Lessi tutto in un sol fiato e qualcosa di caldo mi scorreva per le vene. Quanto era triste e malinconico quel taccuino. Il suo fascino mi trasportò all'ultima pagina. Era diversa dalle altre. C'era una scrittura composta e un sapore d'addio. Mi tuffai così a leggere quello che diceva l'ultimo poeta del nostro secolo:
La festa è finita, l'androne è ormai vuoto e la gente è tutta andata via. Il poeta entra tranquillo e si poggia stanco su una di quelle sedie in legno economico. Dà uno sguardo alla vecchia sala. Le mura di pietra, brandelli di cibo sparsi un po' dappertutto e tutt'intorno una furia spenta. La festa è finita, l'androne è ormai vuoto e la gente è tutta andata via. Il poeta si alza e prende con lentezza il recuperabile. In un angolo c'è il sorriso di una donna ancora buono, il poeta resta lì ad osservarlo, poi si china e con mano attenta lo recupera. Ne saggia la consistenza e, come un piccolo pasticcino, lo ingoia senza masticarlo. Continua così nella sua perlustrazione dall'occhio attento. Sparsi un po' a casaccio ci sono i discorsi di un gruppetto di giovani festanti, lo sguardo vacuo del dottore e le divertenti esposizioni di un uomo troppo felice. Sazio a metà il poeta si siede ancora sulla sedia in legno economico. La festa è finita, l'androne è ormai vuoto e la gente è tutta andata via. Il poeta ingoia e riassembla gli scarti e le delizie di un tempo felice. Non lo si riconosce più. Avrebbe partecipato tempo fa alla stessa festa e ne sarebbe stato la maggiore attrazione. Ora è seduto su quella dannata sedia in legno economico e cerca furtivo la sua linfa vitale. Si ciba come un affamato di ciò che è stato. Cose da folli.
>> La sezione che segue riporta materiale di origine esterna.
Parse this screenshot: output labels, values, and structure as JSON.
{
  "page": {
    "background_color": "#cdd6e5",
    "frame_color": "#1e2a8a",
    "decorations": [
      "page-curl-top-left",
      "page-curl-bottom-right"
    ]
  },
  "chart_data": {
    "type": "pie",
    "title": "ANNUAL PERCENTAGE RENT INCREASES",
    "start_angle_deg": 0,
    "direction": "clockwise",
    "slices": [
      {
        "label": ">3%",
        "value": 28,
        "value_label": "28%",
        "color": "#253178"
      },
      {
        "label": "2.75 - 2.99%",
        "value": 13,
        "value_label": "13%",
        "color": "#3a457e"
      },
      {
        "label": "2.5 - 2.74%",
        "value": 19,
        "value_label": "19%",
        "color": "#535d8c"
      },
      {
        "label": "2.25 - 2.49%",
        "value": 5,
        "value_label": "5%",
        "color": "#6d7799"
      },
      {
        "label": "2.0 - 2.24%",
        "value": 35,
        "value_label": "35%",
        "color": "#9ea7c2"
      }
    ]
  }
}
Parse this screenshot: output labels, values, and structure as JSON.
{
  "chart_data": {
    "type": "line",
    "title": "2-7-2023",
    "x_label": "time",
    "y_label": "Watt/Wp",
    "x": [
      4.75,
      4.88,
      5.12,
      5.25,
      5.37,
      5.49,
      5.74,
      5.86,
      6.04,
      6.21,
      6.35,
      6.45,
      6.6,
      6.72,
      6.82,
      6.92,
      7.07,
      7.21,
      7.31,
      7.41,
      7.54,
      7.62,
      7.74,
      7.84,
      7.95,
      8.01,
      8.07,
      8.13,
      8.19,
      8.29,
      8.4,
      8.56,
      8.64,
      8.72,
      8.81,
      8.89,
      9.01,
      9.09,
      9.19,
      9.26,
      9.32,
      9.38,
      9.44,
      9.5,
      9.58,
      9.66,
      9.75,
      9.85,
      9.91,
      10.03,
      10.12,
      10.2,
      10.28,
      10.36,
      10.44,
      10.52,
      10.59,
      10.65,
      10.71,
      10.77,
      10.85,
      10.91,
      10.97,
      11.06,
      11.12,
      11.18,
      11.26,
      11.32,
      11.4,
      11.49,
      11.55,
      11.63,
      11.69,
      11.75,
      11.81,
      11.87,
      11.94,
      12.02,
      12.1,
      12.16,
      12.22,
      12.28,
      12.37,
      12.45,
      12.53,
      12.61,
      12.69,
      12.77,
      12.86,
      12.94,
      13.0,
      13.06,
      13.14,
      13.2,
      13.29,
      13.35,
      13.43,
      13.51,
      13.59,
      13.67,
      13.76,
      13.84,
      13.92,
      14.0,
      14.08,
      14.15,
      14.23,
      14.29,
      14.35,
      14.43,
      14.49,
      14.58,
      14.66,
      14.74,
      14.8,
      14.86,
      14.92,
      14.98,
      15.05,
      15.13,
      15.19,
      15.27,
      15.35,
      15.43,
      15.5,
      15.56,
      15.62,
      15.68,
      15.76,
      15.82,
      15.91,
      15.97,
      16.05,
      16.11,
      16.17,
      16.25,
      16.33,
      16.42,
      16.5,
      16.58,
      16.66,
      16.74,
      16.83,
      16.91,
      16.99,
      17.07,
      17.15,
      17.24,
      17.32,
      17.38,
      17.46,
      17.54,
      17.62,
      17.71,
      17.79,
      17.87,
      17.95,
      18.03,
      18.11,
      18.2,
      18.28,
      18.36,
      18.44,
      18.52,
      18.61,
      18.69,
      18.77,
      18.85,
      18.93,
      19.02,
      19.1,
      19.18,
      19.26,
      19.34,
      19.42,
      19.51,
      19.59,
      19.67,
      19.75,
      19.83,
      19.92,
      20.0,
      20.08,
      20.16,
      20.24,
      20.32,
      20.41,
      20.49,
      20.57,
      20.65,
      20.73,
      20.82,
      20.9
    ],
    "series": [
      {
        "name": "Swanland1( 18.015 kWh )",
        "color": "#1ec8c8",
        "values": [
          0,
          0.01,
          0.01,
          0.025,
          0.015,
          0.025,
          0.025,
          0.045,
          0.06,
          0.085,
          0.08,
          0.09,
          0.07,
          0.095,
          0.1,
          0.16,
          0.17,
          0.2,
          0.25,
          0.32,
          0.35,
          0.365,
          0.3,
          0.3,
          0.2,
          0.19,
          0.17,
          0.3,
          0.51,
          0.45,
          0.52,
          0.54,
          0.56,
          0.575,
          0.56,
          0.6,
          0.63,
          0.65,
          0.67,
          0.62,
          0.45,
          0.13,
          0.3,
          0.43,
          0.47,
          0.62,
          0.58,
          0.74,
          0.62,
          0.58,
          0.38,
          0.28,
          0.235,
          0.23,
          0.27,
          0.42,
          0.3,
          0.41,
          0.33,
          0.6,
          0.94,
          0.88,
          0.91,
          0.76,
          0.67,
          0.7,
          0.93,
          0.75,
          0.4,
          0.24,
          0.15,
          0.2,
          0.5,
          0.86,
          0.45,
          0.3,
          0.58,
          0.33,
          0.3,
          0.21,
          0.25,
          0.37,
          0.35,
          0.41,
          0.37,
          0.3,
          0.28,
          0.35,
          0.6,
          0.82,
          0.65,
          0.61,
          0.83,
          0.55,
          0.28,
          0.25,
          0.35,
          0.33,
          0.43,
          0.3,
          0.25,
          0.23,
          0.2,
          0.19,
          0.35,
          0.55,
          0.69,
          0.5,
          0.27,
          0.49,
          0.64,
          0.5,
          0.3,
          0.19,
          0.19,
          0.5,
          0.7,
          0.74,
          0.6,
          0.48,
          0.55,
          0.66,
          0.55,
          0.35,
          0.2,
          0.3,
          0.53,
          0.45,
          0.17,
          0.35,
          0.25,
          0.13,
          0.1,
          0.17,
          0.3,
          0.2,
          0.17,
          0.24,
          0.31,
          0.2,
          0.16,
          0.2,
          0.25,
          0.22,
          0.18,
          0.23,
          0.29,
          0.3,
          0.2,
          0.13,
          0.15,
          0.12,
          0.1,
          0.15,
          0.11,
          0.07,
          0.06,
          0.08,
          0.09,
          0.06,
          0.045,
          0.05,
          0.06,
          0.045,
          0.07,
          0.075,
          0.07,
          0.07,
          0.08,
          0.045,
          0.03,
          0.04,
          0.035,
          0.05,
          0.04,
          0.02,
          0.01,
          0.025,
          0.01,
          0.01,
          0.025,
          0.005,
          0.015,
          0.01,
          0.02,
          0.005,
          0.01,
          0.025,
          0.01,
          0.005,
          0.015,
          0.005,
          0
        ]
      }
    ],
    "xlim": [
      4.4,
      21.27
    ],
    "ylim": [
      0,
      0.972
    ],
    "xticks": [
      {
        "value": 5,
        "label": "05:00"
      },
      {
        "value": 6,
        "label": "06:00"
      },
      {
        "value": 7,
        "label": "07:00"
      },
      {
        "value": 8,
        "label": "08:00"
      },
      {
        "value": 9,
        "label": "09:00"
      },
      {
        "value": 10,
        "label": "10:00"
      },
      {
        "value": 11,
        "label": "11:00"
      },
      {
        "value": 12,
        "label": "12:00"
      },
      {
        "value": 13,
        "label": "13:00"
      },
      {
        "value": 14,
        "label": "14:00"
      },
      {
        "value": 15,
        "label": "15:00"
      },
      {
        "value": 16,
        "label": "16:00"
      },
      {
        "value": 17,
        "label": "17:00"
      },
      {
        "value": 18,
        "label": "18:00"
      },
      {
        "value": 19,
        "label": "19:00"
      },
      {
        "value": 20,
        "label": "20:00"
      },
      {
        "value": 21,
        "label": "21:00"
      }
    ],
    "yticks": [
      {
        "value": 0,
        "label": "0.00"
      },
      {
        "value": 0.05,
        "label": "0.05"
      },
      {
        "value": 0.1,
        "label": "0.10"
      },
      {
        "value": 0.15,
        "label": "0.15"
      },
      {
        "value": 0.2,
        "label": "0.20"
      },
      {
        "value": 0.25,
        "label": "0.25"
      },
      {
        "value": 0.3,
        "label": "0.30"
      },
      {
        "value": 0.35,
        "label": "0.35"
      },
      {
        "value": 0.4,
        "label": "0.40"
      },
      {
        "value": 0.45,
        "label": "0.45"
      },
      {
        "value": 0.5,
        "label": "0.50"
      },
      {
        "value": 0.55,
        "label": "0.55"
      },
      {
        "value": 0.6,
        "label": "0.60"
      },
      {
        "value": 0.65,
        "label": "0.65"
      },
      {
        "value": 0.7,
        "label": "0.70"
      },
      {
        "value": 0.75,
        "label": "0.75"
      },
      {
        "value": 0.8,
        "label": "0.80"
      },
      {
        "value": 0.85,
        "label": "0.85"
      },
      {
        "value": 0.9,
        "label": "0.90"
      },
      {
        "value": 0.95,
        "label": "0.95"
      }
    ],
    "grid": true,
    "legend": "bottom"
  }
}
Folli e poeti. Arriva così il tempo, come arriva per ognuno, di alzarsi ed andarsene. Il poeta si alza stanco, prende ancora qualche nastro policromo di più vite e fugge via da un luogo non più luogo. E' solo un povero mostriciattolo ridotto al notturno, che scappa veloce, lasciando fiumi di inchiostro che nessuno leggerà mai.